I spent a little while on deciding whether to post this tonight, or wait until the morning.  This poem is inspired by an ongoing debate I am having with myself, as I find myself thinking about someone I met recently more and more often.  I know where I stand about her, but she has no idea.

I will not use the big “L” word, because it is an absolute, and I can’t be all in if she’s not on board too can I?  Officially though I am a month into feeling more inspired to do what I love, which has always been writing.  I have sought real inspiration ever since I started writing, and now I can’t stop.  I literally am thinking about new ideas for stories, and poems almost all the time.

No matter how inspired I feel from meeting this individual, I keep coming back to the same thing.  It is not my place to convince her that she is what drives my happiness and creativity.  If she is interested in me, she needs to find her reason for that on her own.  If I’m wrong, feel free to tell me what you think.  Here’s what this internal debate inspired this evening.

I could never try to make you see me the way I see you.

No matter what kind of Hell it puts me through.

It is only fair that this be your decision.

Even if my life seems to be left with a gaping incision.

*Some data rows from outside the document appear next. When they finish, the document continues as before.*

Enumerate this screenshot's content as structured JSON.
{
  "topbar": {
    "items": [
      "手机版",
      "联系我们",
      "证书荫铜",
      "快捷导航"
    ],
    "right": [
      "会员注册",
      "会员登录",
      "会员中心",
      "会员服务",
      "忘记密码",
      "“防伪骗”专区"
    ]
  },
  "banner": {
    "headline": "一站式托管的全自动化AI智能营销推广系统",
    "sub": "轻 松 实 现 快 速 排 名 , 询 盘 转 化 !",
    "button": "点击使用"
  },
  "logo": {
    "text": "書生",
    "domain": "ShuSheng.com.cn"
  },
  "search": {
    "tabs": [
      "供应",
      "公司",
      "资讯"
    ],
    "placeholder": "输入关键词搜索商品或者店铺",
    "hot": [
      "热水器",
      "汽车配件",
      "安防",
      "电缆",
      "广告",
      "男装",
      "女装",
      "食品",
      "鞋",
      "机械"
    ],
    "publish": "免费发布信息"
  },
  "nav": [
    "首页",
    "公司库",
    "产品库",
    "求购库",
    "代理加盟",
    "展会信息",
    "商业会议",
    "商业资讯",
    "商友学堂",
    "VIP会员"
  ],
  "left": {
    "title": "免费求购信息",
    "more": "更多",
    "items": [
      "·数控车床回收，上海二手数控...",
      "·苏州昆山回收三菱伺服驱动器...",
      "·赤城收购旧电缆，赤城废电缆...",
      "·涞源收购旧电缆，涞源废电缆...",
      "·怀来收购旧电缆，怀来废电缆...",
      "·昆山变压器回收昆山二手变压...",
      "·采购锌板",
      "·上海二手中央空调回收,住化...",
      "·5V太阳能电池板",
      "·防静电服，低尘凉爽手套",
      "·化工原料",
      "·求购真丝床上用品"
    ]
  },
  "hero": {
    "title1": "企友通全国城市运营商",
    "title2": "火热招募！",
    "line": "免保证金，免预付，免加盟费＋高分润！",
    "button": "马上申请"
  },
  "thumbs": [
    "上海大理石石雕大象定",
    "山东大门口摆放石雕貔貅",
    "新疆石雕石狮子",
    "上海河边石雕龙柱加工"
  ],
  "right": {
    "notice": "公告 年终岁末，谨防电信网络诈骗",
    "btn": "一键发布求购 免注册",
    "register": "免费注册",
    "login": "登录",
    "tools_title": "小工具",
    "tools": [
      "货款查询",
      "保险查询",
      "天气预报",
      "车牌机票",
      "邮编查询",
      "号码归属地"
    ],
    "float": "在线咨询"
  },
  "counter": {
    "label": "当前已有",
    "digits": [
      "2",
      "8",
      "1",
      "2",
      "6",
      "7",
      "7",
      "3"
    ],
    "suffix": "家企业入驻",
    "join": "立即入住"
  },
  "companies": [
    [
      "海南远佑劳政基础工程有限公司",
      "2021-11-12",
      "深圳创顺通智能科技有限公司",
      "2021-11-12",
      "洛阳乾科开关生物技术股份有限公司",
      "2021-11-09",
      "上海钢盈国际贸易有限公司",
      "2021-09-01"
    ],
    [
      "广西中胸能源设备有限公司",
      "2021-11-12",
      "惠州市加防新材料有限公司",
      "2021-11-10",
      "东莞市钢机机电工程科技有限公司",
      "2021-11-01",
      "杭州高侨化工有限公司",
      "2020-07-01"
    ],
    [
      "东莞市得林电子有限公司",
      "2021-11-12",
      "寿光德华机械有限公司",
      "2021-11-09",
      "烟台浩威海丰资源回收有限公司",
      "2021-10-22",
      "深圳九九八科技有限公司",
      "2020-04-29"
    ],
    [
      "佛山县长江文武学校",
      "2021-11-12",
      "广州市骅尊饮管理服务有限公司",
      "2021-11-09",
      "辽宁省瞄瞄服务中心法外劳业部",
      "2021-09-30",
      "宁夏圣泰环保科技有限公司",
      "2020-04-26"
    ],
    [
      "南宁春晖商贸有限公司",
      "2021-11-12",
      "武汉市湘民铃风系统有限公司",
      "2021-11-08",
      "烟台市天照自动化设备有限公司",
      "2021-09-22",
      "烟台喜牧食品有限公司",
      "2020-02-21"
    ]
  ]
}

Your path is not there for me to alter.

No matter how badly this may cause me to falter.

There is no life that is mine to influence.

I cannot sway you, not even because this feeling is so intense.

All I will do for now is hold on to hope.

With just that I know I can cope.

Even without my help you will find me out.

Of that fact I have no doubt.

For hope is enough when a feeling is true.

That warming thought will carry me through.